The identities of 13,449 people who did not pay this year's four major social insurance premiums and are delinquent in large amounts or on a habitual basis were disclosed. The list includes well-known entertainers such as actor Shin Eun-kyung and broadcaster Lee Jin-ho.
The National Health Insurance Service on the 30th disclosed all at once, via its website and the electronic official gazette, the personal information of delinquents who have long failed to pay large insurance premiums: 10,444 for health insurance, 2,424 for the national pension, and 581 for employment and industrial accident insurance.
Those disclosed are delinquents who, as of Dec. 31 last year, were at least one year past the payment deadline and owed at least 10 million won in health insurance, 20 million won in the national pension, or 50 million won in employment and industrial accident insurance.
The disclosure list also revealed delinquencies by well-known entertainers. Actor Shin Eun-kyung has failed to pay 95.17 million won in health insurance premiums from February 2014 to the present. Broadcaster Lee Jin-ho, who recently halted activities over alleged illegal gambling, has also been delinquent on 28.84 million won in health insurance premiums since April 2023, and singer Cho Deok-bae has not paid more than 32.39 million won since 2010.
The highest amount among individual delinquents is a person surnamed Seo, who works in manufacturing, who has been delinquent on 1.33078 billion won in health insurance premiums since 2017. Among corporations, a company in Gangnam District, Seoul, recorded the largest delinquency by failing to pay 12.01615 billion won in employment and industrial accident insurance premiums. The total number of people disclosed this year fell 1.7% from a year earlier, and the total delinquency also decreased 35.4% to 364.1 billion won.

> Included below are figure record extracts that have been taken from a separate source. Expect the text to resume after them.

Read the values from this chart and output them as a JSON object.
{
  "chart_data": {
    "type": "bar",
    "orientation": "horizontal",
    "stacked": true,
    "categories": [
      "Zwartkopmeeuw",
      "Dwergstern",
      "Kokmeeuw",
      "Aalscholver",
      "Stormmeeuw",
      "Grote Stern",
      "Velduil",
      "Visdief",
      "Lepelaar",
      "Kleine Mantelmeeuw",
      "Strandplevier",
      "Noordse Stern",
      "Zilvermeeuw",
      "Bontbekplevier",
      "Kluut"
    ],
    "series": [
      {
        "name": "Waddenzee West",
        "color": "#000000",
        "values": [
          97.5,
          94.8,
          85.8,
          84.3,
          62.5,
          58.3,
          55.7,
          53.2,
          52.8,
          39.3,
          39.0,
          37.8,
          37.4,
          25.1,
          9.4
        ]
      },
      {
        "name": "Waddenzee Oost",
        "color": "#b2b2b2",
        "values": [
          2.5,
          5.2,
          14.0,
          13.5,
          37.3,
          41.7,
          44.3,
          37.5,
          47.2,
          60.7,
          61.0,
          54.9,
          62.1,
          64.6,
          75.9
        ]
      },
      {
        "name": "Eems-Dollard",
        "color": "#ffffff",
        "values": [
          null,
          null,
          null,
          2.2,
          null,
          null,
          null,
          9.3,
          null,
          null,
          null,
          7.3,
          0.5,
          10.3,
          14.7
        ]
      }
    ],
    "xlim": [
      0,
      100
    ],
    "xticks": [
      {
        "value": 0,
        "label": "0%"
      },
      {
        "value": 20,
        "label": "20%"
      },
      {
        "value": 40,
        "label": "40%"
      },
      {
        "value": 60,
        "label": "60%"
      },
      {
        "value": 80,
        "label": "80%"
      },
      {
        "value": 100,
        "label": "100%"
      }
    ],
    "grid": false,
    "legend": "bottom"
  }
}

The health insurance service selected 29,660 people slated for disclosure in March and gave them more than six months to explain. Afterward, through a second review committee on Dec., it finalized the list by excluding those who actually paid or had no assets.
An agency official said, "If a delinquent voluntarily pays overdue premiums and the amount falls below the disclosure threshold, we immediately delete the name from the list and continue to manage the list," and added, "By disclosing personal information, we will encourage voluntary payment of overdue premiums and prevent moral hazard."